When companies start to adapt to the market environment, Spigener explained, their leaders begin, often unconsciously, to ask their teams “to work harder, smarter and faster.”
“What happens first is, without even realizing it, what gets rewarded, what gets recognized, what gets expected, starts to shift,” he said. “And if that shift stays in place long enough, then you affect culture. It goes from me recognizing that my boss really is more interested in productivity right now, to me taking a few little shortcuts, to those shortcuts becoming institutionalized and nobody even realizes it.”
He said that, during the downturn, it has become critical for companies to examine how they are making cuts, how those cuts are being communicated and understanding how the cuts are taken by the workforce, while always reinforcing safe behaviors.
The reality of safety culture is that it must endure whether the industry is in a boom or bust.
Spigener said that in a downturn, the workforce evolves, and when the market starts to improve, workers must adjust to new job dynamics.

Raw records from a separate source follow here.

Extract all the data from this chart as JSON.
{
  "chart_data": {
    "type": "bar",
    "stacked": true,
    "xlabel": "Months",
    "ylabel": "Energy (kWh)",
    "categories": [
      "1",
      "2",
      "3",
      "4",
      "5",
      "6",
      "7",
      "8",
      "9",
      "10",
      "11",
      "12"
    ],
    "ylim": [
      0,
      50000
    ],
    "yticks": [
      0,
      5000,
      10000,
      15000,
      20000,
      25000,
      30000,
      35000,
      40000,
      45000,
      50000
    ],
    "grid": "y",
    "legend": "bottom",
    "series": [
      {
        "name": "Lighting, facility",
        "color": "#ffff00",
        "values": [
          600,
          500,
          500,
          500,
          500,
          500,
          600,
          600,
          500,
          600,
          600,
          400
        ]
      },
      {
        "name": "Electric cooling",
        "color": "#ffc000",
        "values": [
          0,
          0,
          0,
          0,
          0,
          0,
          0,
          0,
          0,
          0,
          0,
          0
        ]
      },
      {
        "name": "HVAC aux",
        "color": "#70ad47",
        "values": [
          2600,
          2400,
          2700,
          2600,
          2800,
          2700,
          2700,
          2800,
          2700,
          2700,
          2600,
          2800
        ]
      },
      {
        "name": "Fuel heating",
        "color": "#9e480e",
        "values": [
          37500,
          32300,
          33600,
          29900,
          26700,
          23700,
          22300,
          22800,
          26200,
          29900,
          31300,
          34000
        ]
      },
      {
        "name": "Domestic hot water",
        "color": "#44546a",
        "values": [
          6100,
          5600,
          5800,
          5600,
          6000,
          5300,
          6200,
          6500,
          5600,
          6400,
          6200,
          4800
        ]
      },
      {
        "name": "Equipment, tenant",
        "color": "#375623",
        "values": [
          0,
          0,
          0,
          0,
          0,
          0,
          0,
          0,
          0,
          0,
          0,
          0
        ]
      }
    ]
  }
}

Workers are asked to adapt and learn new jobs quickly, and inexperienced workers end up outside of their comfort zones. These workforce changes present a whole different level of risk than what companies faced in the downturn.
“As consultants, we play a very large role as a sanity check and safety valve for [these companies] and helping them understand from a human behavior performance perspective how to get the best from their workers,” Spigener said.
He said that it’s easy to point to human error when safety fails and incidents occur.
“It looks like it’s the final thing that caused an accident, but what we’ve come to recognize is that in most cases, we’ve set that up prior to it occurring,” he said.
Companies, he added, are more often in a learning mode these days, rather than looking to blame workers for accidents.
He concluded: “Really, for the most part, the big oil companies have moved past that way of thinking.”